Why this beats another model upgrade

Three concrete pieces of evidence that the harness layer pays off more than picking a bigger model.

Evaluator-Optimizer on the same model. The 90% match-rate loop calls the same underlying model twice — once to implement, once to critique against the design doc. In practice this closes gaps that a single Opus pass misses. You did not need a smarter model; you needed a second look.

Sentinels that watch upstream CC. Two agents — cc-version-researcher and bkit-impact-analyst — track Claude Code releases and auto-assess whether anything in your workflow broke. When CC v2.1.64 closed four memory leaks in Agent Teams, bkit surfaced it without anyone reading release notes.
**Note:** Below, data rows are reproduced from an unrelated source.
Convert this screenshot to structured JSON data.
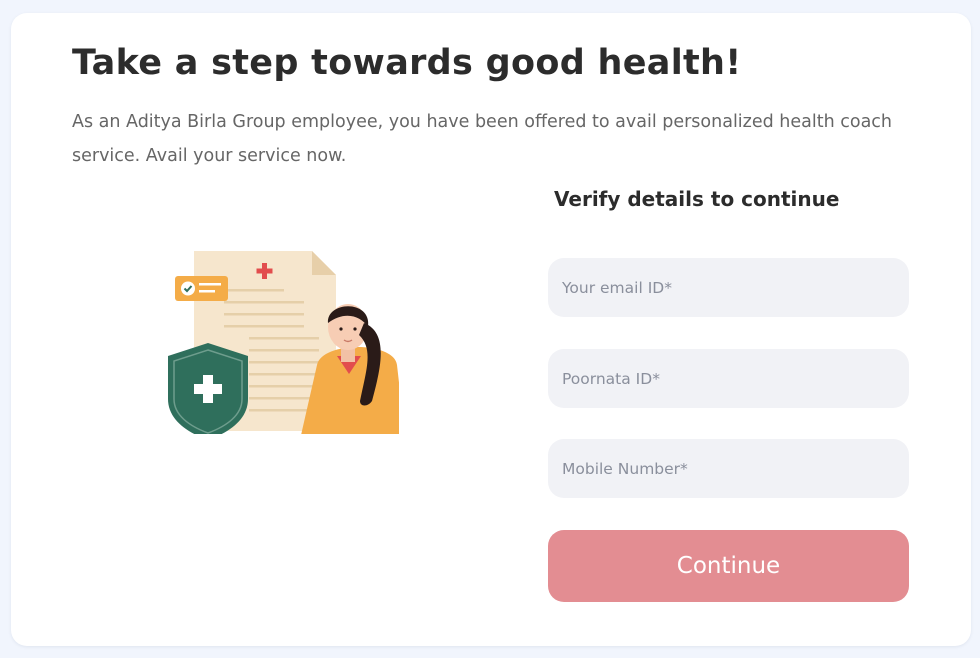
{
  "header": {
    "title": "Take a step towards good health!",
    "subtitle": "As an Aditya Birla Group employee, you have been offered to avail personalized health coach service. Avail your service now."
  },
  "form": {
    "heading": "Verify details to continue",
    "email_placeholder": "Your email ID*",
    "poornata_placeholder": "Poornata ID*",
    "mobile_placeholder": "Mobile Number*",
    "continue_label": "Continue"
  },
  "colors": {
    "page_background": "#f1f5fd",
    "card_background": "#ffffff",
    "input_background": "#f1f2f6",
    "button": "#e38d92",
    "shield": "#2f6f5c",
    "accent_orange": "#f4ac48"
  }
}
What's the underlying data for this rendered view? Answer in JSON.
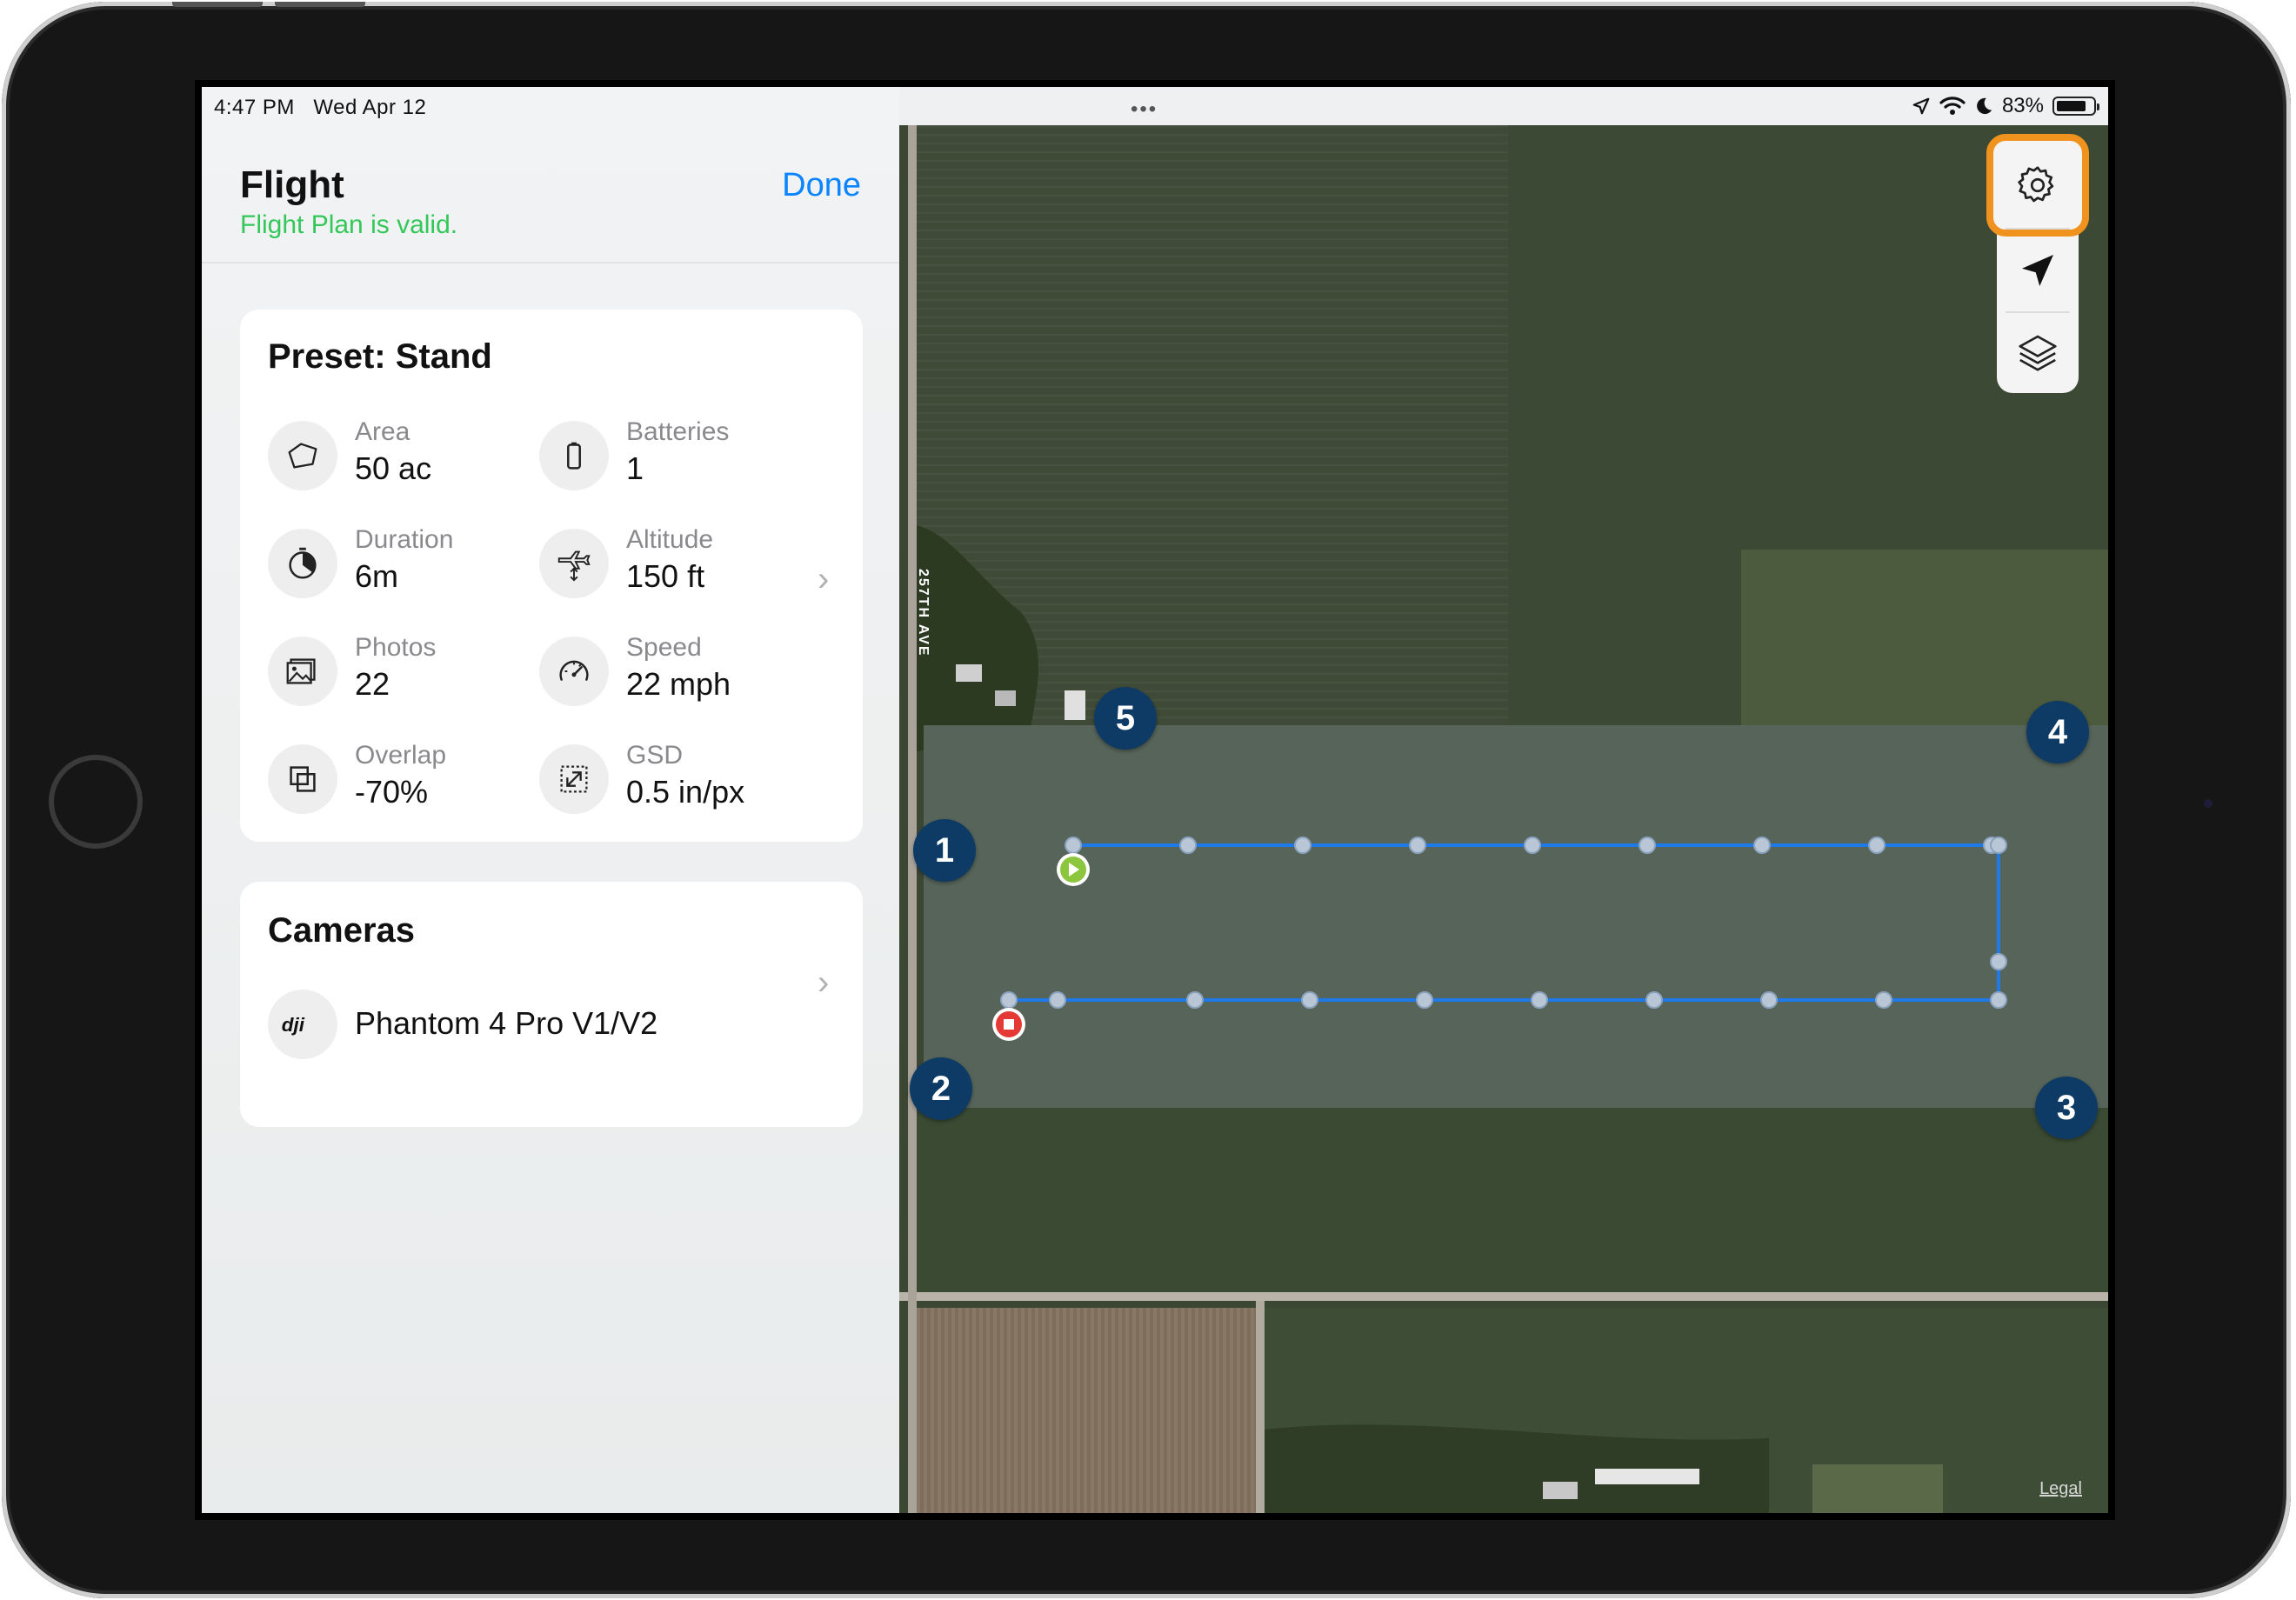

Automation you can graduate. /control level moves the system from L0 (manual) through L4 (full auto) based on a trust score derived from track record. The same model behaves differently depending on what it has earned in your project:

/control status
# Level: L2 (Semi-Auto)
# Trust Score: 0.78 (23 PDCA cycles, 91% avg match-rate)
# Routine transitions auto · key decisions gated

Build your harness, not your prompt

  • The model is a leaf component. The workflow is the tree.
  • Claude Code's harness is the ground floor; bkit adds a methodology layer on top, not an alternative to it.
  • A 90% match-rate gate plus auto-iterate works because it is structural, not cleverer.
  • Trust-graduated automation (L0–L4) beats binary allow / deny once you are running dozens of cycles a week.
  • The next model release does not fix your workflow. Your workflow decides how much you can milk out of the next model.

If you are vibe-coding every day, your real leverage is not the next flagship. It is how tight the harness is around whatever model you call. Tighten that, and each model upgrade starts compounding instead of evaporating.